The other significant thing about mercury is that it never goes away (being an element and all). So mercury in the trash often gets incinerated, and thereby spewn into the air. It lands in a stream somewhere, bacteria in the stream turn it into really dangerous methyl mercury, the methyl mercury accumulates in fish, a pregnant women eats the fish, and you get one very unhappy baby. Almost every river and lake in the Northeast U.S. (downwind from the rest of the country) now has enough mercury accumulated in it that pregnant &nursing women and children are advised to limit the amount of fish they eat from those water bodies. Ocean fish like swordfish can also have enough of a dose for concern.

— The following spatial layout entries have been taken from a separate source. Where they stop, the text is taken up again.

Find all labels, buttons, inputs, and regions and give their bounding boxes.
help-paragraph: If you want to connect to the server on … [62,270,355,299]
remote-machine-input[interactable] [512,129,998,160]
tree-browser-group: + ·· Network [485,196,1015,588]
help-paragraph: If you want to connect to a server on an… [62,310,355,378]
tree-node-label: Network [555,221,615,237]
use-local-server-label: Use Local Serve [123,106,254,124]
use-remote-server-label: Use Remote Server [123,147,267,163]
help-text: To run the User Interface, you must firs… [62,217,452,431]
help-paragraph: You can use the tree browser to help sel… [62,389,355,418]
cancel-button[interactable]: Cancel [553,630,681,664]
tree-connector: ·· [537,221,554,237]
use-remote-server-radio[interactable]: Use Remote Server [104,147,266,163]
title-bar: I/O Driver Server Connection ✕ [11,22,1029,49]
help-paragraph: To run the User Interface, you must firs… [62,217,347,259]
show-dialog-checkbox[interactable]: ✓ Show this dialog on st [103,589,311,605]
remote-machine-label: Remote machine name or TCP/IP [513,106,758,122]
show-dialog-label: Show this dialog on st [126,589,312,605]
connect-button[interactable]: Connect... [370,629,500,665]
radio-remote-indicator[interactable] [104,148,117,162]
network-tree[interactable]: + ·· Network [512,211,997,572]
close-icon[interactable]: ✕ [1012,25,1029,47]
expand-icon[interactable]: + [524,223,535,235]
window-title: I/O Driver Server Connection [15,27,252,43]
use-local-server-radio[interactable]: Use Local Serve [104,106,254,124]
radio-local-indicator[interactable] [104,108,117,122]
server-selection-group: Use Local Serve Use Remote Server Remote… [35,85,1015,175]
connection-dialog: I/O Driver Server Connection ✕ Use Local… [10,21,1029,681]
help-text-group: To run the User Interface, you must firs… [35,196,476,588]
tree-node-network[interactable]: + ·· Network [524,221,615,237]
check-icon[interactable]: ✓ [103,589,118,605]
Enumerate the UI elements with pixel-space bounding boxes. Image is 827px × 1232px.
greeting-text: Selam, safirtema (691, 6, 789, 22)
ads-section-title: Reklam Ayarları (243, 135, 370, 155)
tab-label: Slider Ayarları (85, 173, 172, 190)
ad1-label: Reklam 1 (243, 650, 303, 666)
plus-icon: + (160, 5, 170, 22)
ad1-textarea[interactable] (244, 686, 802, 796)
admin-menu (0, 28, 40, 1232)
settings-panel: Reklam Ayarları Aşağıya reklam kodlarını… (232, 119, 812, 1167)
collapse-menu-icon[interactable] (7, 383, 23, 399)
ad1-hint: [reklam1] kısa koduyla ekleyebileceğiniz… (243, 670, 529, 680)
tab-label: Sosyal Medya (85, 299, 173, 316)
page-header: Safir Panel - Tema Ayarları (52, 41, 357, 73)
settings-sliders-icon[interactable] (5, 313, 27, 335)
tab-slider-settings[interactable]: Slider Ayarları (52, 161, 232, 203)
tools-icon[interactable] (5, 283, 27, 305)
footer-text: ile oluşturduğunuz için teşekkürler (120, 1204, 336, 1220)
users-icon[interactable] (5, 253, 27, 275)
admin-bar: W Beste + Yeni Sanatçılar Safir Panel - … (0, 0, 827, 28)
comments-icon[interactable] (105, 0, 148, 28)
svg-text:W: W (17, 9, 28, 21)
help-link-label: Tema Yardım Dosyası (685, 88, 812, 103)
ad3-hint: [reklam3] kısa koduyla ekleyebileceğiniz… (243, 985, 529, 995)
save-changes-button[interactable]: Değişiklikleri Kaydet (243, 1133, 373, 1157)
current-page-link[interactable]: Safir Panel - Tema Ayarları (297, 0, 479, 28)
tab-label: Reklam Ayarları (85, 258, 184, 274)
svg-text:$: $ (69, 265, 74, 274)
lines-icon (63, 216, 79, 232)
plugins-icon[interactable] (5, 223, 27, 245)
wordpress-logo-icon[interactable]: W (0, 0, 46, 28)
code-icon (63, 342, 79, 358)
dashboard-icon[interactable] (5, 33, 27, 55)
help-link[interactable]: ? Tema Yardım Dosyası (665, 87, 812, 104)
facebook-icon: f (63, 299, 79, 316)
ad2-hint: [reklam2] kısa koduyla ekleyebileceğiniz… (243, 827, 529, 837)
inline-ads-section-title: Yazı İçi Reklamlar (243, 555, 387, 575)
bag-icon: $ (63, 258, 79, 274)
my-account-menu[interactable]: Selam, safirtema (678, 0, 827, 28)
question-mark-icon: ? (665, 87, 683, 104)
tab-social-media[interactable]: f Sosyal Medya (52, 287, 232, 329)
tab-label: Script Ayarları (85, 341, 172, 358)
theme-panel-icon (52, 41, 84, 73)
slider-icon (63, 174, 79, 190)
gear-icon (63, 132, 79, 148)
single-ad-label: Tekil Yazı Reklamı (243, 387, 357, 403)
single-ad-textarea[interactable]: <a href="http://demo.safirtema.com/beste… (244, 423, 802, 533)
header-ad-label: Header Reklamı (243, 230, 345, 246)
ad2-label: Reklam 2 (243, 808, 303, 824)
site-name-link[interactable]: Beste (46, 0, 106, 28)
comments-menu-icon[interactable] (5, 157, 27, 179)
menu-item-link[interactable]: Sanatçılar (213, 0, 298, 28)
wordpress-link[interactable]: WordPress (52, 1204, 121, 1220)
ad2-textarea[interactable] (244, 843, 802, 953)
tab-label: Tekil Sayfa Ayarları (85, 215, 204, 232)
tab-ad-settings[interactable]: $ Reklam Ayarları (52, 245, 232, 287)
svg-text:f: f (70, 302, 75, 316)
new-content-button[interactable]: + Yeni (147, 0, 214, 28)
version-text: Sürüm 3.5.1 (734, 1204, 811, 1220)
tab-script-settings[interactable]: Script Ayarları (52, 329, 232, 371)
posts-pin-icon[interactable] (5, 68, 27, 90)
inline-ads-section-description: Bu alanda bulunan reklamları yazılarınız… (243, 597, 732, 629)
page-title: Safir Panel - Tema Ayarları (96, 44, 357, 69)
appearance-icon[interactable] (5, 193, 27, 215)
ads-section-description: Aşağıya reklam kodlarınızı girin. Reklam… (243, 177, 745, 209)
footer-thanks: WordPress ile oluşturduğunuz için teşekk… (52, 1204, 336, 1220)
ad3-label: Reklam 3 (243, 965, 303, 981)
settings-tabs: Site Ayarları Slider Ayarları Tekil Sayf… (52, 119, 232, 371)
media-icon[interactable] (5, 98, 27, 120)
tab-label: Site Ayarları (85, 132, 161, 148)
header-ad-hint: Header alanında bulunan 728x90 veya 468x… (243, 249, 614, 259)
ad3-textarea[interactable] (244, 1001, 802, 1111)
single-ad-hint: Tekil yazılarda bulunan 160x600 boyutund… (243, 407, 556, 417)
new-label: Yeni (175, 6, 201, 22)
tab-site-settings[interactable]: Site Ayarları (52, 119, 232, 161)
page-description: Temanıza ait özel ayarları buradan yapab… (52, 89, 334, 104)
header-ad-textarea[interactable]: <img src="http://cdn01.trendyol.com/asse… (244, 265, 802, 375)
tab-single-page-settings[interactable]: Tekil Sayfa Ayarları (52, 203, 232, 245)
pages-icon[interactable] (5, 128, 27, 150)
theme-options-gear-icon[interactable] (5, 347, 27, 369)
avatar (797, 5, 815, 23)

Because of these two factors, public health and environmentalists are trying to pretty much get rid of every use of mercury, as that’s the only way to get rivers clean again (eventually). I don’t know anything about fillings, but a major target for mercury reduction is thermometers and other medical uses (such as spyg- sphigno- sphygno- uh, blood pressure thingys, mercury containing bleaches, lab reagents, etc.). Some states and cites have already banned the sale of mercury thermometers, and there are probably going to be more bans like that in the future. the concern is both the health of the user, and the overall environmental concerns (which boil down to the health of fish eaters, etc.)

Finally, to address Boris B’s comment that Mikkelson questions the ‘Mad Hatter’ = mercury poisoning derivation, the consensus when I asked that question a week ago http://boards.straightdope.com/sdmb/showthread.php?threadid=51758 was that Mikkelson/Snopes was a little too cautious – the connection seems pretty well supported.

All in all, being the March Hare seems a lot more fun way to go crazy, though.